Section 50: Preservation
221.Section 50 deals with implied rights other than those which arise in relation to a burden imposed under a common scheme affecting both burdened and benefited property (see subsection (6)). In effect this means that the notice of preservation procedure in section 50 is available for what can informally be described as neighbour burdens. This is a convenient shorthand term, but not one used in the Act. A neighbour burden is a burden where the benefited property is not also subject to the burden and typically arises on the sale of part of a larger area of land. These burdens will appear in the title of the property which has been sold, the burdened property, but they may not specify what the benefited property is.
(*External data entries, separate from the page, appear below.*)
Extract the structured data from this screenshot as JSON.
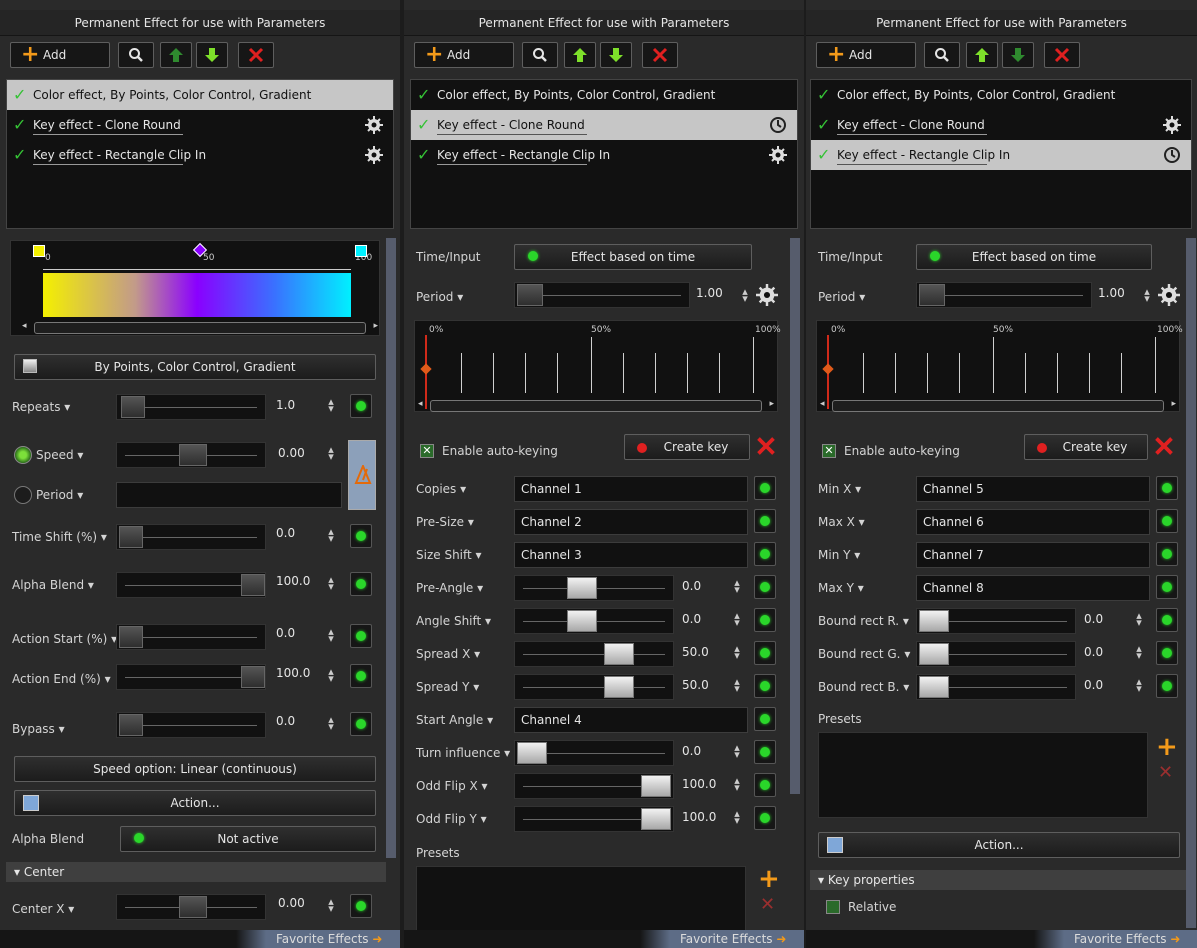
{
  "panel_title": "Permanent Effect for use with Parameters",
  "toolbar": {
    "add_label": "Add"
  },
  "effects": [
    "Color effect, By Points, Color Control, Gradient",
    "Key effect - Clone Round",
    "Key effect - Rectangle Clip In"
  ],
  "favorites_label": "Favorite Effects",
  "colors": {
    "accent_green": "#2ad62a",
    "orange": "#f39a1a",
    "red": "#e02020",
    "selection": "#c6c6c6"
  },
  "left": {
    "gradient": {
      "mark_start": "0",
      "mark_mid": "50",
      "mark_end": "100",
      "colors": [
        "#f4f000",
        "#8a00ff",
        "#00f0ff"
      ]
    },
    "color_control_label": "By Points, Color Control, Gradient",
    "repeats": {
      "label": "Repeats ▾",
      "value": "1.0"
    },
    "speed": {
      "label": "Speed ▾",
      "value": "0.00"
    },
    "period": {
      "label": "Period ▾"
    },
    "time_shift": {
      "label": "Time Shift (%) ▾",
      "value": "0.0"
    },
    "alpha_blend": {
      "label": "Alpha Blend ▾",
      "value": "100.0"
    },
    "action_start": {
      "label": "Action Start (%) ▾",
      "value": "0.0"
    },
    "action_end": {
      "label": "Action End (%) ▾",
      "value": "100.0"
    },
    "bypass": {
      "label": "Bypass ▾",
      "value": "0.0"
    },
    "speed_option": "Speed option: Linear (continuous)",
    "action_label": "Action...",
    "alpha_blend_row": {
      "label": "Alpha Blend",
      "value": "Not active"
    },
    "center_section": "▾ Center",
    "center_x": {
      "label": "Center X ▾",
      "value": "0.00"
    }
  },
  "middle": {
    "time_input_label": "Time/Input",
    "effect_based": "Effect based on time",
    "period": {
      "label": "Period ▾",
      "value": "1.00"
    },
    "timeline_labels": [
      "0%",
      "50%",
      "100%"
    ],
    "auto_keying": "Enable auto-keying",
    "create_key": "Create key",
    "rows": [
      {
        "label": "Copies ▾",
        "type": "channel",
        "value": "Channel 1"
      },
      {
        "label": "Pre-Size ▾",
        "type": "channel",
        "value": "Channel 2"
      },
      {
        "label": "Size Shift ▾",
        "type": "channel",
        "value": "Channel 3"
      },
      {
        "label": "Pre-Angle ▾",
        "type": "slider",
        "value": "0.0",
        "pos": 0.4
      },
      {
        "label": "Angle Shift ▾",
        "type": "slider",
        "value": "0.0",
        "pos": 0.4
      },
      {
        "label": "Spread X ▾",
        "type": "slider",
        "value": "50.0",
        "pos": 0.7
      },
      {
        "label": "Spread Y ▾",
        "type": "slider",
        "value": "50.0",
        "pos": 0.7
      },
      {
        "label": "Start Angle ▾",
        "type": "channel",
        "value": "Channel 4"
      },
      {
        "label": "Turn influence ▾",
        "type": "slider",
        "value": "0.0",
        "pos": 0.0
      },
      {
        "label": "Odd Flip X ▾",
        "type": "slider",
        "value": "100.0",
        "pos": 1.0
      },
      {
        "label": "Odd Flip Y ▾",
        "type": "slider",
        "value": "100.0",
        "pos": 1.0
      }
    ],
    "presets_label": "Presets"
  },
  "right": {
    "time_input_label": "Time/Input",
    "effect_based": "Effect based on time",
    "period": {
      "label": "Period ▾",
      "value": "1.00"
    },
    "timeline_labels": [
      "0%",
      "50%",
      "100%"
    ],
    "auto_keying": "Enable auto-keying",
    "create_key": "Create key",
    "rows": [
      {
        "label": "Min X ▾",
        "type": "channel",
        "value": "Channel 5"
      },
      {
        "label": "Max X ▾",
        "type": "channel",
        "value": "Channel 6"
      },
      {
        "label": "Min Y ▾",
        "type": "channel",
        "value": "Channel 7"
      },
      {
        "label": "Max Y ▾",
        "type": "channel",
        "value": "Channel 8"
      },
      {
        "label": "Bound rect R. ▾",
        "type": "slider",
        "value": "0.0",
        "pos": 0.0
      },
      {
        "label": "Bound rect G. ▾",
        "type": "slider",
        "value": "0.0",
        "pos": 0.0
      },
      {
        "label": "Bound rect B. ▾",
        "type": "slider",
        "value": "0.0",
        "pos": 0.0
      }
    ],
    "presets_label": "Presets",
    "action_label": "Action...",
    "key_properties": "▾ Key properties",
    "relative": "Relative"
  }
}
222.Section 50 allows an owner of land who benefits from a neighbour burden of this kind to save the right to enforce. Any owner (including a pro indiviso owner) of property, to which enforcement rights attach, may preserve those rights by registration of a notice of preservation during the ten years immediately following the appointed day. The notice would have to identify the benefited and the burdened property. If no notice is registered within that timescale, the right of enforcement would be extinguished by section 49 at the end of the ten year period.
223.Subsection (1) provides that, where a notice is duly registered, the enforcement rights are preserved, and the property retains its status as a benefited property at the end of the ten year period.
224.Subsection (2) specifies the content of a notice of preservation. A statutory form is given in schedule 7. As paragraphs (a), (b) and (d) make clear, a notice may be restricted to certain burdens only, or to a certain part of the benefited or burdened properties. A title completed by registration is not required (see the definition of ‘owner’ in section 123(1)), but in that case paragraph (c) requires that the midcouples be listed. The meaning of ‘midcouples’ is given in section 122(1). Paragraph (e) requires, in effect, an explanation of why the land is considered to be the benefited property under the current law.
225.Consistently with section 4(5) (for new burdens), subsection (3) requires dual registration against both the benefited and burdened properties.
226.Subsection (4) provides that the notice must be sworn or affirmed before a notary public. In the normal case this must be done by the owner personally, but subsection (5) sets out some exceptions. Subsection (5)(b) should be read with schedule 2 to the Requirements of Writing (Scotland) Act 1995, which identifies who may sign on behalf of companies and other juristic persons. ‘Notary public’ is given an extended meaning, in relation to overseas execution, by section 122(1).
227.Subsection (6) excludes from the section implied rights which have arisen in relation to common scheme burdens, for which separate provision is made by sections 52 to 54.
228.Section 115, referred to in subsection (7), makes further provision as to notices of preservation (and of converted servitude).